Sunday, February 4, 2024

Something clicked

I forgot the word she used. Change. Transformation. Shift. Something along those lines, but she said she thought it was something major. 

For many years, people in your life have told you that you need to let go. An odd thing to be told over and over again in several states among various people in different phases of life across a lifetime. Yes, you agreed. And each time you thought you did so. You said the words to yourself in a friendly way. You screamed them at yourself in a ferocious way. You cried them to yourself in a desperate way. You wrote the words down. You offered it up in ceremony. You prayed, fasted, went without water, danced, bled, burned and suffered. Many times you thought you must have succeeded in doing so. You were close to death. You did the work. But nothing felt different.
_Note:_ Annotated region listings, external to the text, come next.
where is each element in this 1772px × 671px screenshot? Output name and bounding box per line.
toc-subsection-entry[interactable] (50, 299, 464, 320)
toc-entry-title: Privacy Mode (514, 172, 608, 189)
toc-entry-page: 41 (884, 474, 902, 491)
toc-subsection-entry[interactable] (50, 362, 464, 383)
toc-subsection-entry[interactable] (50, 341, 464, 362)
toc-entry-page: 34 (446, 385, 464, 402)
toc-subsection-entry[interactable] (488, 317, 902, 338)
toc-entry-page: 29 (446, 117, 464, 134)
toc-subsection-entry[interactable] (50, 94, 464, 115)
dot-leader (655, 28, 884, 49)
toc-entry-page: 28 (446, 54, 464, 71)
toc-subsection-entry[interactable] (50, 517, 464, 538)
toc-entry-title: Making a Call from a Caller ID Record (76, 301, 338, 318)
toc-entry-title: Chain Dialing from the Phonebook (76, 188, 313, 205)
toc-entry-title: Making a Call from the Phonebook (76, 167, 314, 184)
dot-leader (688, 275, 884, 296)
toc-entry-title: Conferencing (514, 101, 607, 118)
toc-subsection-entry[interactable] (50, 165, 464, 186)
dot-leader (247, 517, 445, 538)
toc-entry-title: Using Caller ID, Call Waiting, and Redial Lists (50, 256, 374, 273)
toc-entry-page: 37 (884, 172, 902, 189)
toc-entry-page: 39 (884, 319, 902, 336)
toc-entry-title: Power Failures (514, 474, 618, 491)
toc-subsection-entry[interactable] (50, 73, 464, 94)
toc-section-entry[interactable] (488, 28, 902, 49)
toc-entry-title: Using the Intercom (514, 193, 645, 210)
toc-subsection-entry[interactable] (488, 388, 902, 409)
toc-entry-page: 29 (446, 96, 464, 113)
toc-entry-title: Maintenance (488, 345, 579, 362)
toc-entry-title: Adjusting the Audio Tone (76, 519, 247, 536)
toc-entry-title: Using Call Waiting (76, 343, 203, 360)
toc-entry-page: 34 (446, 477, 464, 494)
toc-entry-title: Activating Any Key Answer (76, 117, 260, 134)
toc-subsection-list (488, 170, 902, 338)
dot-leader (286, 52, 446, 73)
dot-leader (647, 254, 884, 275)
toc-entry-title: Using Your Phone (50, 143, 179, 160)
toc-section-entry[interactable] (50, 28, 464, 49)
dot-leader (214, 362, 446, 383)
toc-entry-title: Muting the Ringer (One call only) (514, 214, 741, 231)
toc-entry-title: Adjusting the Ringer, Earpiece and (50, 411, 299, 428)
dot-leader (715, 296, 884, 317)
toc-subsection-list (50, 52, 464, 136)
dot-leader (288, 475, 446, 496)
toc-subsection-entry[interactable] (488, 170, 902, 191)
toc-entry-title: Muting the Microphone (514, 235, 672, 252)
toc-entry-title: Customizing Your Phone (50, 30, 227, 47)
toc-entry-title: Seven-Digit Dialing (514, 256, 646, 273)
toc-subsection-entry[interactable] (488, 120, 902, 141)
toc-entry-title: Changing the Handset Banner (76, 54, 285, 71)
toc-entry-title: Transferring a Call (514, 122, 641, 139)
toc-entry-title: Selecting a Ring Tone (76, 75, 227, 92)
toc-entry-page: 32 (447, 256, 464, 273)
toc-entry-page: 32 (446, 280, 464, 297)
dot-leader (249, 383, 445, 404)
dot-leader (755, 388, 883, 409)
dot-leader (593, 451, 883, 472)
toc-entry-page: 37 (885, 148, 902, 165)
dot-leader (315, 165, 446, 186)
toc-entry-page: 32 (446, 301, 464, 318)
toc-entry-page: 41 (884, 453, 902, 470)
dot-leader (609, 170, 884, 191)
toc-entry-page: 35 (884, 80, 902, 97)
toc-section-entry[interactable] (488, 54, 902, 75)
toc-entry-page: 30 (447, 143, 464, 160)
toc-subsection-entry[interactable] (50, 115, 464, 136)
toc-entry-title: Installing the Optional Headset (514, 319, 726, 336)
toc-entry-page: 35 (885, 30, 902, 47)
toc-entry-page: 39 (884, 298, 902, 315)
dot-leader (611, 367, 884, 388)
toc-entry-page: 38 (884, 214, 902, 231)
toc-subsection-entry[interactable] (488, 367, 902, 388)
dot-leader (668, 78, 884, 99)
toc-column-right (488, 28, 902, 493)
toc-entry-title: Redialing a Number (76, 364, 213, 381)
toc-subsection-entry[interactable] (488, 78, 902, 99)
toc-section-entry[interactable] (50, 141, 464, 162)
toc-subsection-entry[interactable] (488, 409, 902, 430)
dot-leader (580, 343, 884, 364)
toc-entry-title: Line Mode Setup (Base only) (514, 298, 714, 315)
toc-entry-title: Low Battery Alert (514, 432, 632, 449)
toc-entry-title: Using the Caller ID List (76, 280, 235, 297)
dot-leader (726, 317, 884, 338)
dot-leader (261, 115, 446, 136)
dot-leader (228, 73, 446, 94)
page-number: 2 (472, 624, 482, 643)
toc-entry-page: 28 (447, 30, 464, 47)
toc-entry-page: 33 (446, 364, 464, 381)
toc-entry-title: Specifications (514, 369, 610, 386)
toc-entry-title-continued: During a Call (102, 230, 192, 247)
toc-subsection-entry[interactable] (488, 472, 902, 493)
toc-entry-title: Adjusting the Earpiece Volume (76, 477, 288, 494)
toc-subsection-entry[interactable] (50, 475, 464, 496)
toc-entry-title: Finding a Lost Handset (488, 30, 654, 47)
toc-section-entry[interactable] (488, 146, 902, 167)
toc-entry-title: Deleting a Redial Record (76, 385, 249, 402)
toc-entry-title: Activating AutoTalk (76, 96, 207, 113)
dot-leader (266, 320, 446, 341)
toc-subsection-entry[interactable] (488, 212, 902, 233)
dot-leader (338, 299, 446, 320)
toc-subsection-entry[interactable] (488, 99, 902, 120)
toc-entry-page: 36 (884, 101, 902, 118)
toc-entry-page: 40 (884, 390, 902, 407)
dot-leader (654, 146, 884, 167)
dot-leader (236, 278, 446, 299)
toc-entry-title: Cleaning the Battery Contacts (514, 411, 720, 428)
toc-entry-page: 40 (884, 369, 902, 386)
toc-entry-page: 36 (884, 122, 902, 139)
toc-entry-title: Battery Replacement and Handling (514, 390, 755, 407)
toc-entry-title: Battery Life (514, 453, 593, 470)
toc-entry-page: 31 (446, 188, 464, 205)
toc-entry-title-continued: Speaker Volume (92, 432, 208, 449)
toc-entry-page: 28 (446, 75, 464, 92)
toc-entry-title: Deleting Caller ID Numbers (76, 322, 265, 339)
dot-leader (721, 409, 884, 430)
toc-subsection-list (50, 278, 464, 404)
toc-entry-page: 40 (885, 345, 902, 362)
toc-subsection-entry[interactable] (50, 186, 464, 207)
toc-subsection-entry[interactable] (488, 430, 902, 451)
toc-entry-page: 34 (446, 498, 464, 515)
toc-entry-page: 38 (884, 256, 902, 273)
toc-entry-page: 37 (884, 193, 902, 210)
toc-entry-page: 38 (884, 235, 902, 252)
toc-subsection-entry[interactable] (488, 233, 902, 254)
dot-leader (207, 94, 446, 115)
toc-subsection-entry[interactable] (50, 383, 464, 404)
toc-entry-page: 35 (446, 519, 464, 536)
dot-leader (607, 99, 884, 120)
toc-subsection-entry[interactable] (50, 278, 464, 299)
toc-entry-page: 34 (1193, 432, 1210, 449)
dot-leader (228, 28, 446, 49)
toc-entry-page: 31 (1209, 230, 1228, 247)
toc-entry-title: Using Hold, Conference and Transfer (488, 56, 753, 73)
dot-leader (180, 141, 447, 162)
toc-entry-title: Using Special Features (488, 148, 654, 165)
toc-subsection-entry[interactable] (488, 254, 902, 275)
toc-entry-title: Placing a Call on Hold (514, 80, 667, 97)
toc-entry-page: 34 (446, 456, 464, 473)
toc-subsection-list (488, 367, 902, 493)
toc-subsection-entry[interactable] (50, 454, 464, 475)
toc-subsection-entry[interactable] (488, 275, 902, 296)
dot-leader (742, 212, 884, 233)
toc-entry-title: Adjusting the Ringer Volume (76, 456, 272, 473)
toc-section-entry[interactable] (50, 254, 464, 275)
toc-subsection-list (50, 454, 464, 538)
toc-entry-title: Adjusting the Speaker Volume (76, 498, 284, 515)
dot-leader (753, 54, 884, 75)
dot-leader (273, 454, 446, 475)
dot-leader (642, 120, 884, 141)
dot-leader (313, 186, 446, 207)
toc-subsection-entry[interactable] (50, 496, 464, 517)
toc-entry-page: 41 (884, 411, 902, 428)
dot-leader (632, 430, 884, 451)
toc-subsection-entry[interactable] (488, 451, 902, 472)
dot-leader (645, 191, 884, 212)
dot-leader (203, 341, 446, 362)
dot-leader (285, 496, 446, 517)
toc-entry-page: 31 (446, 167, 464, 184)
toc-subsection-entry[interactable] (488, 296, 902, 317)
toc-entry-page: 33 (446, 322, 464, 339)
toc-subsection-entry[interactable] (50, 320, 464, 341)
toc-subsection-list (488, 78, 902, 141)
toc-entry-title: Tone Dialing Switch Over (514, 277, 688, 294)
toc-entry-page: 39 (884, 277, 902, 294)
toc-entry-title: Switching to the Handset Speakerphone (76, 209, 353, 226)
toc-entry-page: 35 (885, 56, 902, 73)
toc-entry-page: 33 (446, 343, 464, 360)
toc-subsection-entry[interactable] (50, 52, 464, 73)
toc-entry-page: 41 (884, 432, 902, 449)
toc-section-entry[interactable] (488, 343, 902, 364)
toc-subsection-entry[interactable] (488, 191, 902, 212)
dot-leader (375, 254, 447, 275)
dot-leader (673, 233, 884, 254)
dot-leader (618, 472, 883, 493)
There was no release, no decrease in weight, no sustained change in the way you felt or moved in the world. 

Since then, you think you're coming to understand that maybe it's not something accomplished in one go (except maybe through death). Perhaps it's something you do gradually as you become aware of what it is you're holding on to. 

This morning has been filled with memories bubbling up from somewhere. Not only from childhood, but throughout my life. Episodes I'd forgotten or haven't thought about in years. 

Sunlight was streaming in through the kitchen window. I looked at the solar powered flower on the sill where she'd placed it. It hasn't moved in its cheerful way in a very long time. I picked it up and examined it. The plastic arms supporting the butterflies had become unattached to the mechanism within that makes the flower and the two arms move in synch. It was just a matter of lining up small pegs with small black holes in a black background and snapping them back into place. Not so easily done with tremulous fingers and failing eyesight. I turned it over to see if I might be able to pry it open and shed some light on the subject. When I did so, the center flower fell out. I hadn't used any force so I thought it would just be a matter of replacing it. Not so. It had broken clean off. 

Letting go means letting go of all that has passed. Everything. Even what you can't bear to. Especially what you can't bear to.

I moved toward the trash with it in my hand but set it down on the counter instead. I returned later knowing it was time to throw it out. As I tried to do so, I thought maybe I'll just save the flower. When I snapped off the last remaining bit of plastic stem, two of the petals came apart in my hand, as brittle as fallen leaves in November. I had to laugh. 

Alright, I surrender. I give you up.